酒場なんかでダーツなんかの的になっているあれを思い浮かべてもらったらいいだろう。
『ちなみに中心部以外はほぼ不可侵です。針のように集約した魔力で打ち抜いてくださいね』
具体的なやり方は教えてもらえなかった。とりあえず、使い魔を構築するイメージで、魔力を針のように絞り込む。
「えいっ!」
気合を入れてその針を打ち出すと、的には当たったが中心部からはそれた。
『的がそのまま止まってるわけがないでしょ? 実戦ではね』
「ひどい!」
『うふふふー、ちなみにこの空間。早く抜け出さないとどんどん空気が薄くなりますからね?』
そう言われて気が付いた。入ったときから妙に息がしにくかったことを。
「うわああああああああああああ!!」
少しパニックになったんだろう。
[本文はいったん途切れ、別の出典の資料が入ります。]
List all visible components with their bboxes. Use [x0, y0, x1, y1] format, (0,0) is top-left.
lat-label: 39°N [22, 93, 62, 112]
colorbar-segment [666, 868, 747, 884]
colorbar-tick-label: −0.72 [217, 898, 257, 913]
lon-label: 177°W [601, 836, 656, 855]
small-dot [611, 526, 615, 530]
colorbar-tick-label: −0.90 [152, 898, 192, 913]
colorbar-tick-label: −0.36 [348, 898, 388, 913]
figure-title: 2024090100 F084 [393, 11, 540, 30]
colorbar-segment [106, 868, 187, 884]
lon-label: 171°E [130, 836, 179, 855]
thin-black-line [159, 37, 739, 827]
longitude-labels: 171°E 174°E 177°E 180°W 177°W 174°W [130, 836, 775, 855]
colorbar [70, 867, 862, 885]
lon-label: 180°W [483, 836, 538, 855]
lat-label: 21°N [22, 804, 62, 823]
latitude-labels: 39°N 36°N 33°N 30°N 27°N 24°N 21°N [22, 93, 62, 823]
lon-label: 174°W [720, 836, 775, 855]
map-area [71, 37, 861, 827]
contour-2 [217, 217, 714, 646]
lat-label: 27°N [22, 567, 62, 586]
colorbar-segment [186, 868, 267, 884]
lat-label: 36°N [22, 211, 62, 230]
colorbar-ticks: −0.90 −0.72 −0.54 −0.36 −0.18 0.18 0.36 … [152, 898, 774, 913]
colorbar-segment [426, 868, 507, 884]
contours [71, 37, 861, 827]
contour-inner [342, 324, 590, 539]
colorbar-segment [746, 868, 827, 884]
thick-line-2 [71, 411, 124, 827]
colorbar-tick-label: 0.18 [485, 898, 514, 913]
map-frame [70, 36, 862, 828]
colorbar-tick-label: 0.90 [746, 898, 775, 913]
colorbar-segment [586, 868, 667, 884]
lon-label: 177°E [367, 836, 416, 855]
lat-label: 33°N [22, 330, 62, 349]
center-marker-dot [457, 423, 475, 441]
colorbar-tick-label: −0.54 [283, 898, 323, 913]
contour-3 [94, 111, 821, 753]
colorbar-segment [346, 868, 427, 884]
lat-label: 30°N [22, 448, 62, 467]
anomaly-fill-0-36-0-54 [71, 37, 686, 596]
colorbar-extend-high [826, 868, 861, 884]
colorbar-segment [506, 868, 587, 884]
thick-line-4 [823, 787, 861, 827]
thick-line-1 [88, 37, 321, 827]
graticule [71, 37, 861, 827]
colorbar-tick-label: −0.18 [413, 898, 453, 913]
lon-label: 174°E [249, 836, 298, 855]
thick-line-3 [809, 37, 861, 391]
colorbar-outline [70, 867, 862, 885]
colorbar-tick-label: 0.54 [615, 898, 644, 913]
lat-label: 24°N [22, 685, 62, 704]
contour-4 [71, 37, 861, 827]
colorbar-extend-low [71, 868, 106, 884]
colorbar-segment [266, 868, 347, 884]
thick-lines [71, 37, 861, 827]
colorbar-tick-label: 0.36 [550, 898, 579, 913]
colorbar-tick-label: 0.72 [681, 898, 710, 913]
手当たり次第に針を創り出し、やたらめったらに放った。
どれだけに数を放ったのかはわからないけど、そのうちの一本が的を射抜いたんだろうか。的はぼろぼろと崩れていった。
『よくできました! って言いたいところですが、無駄打ちしすぎです! もっと効率よく!』
叱責の声のあと出てきたのは、10の的だった。
『うふふふふー、1個でも外したら外した数だけ的が増えますからねー』
一瞬で頭が真っ白になった。……同時に頭の芯の部分が冷えていく感覚。
「レイディアント・アロー。フラクタル・ドライブ」
指先から集約したエーテルが球状になって放たれる。的が浮かんでいる空間の中央で、同時にそれを射抜くイメージを具現化させた。
『……お見事です。っていうか、一つの魔法を多重起動させてそれを同時に制御するとか、人外の技術ですよ?』
今までやったことのない魔力のコントロールに、頭の中がバチバチと火花が散っているようだった。
疲労感に襲われ、スッと意識が落ちていく。
僕はそのまま目を閉じて眠りに落ちた。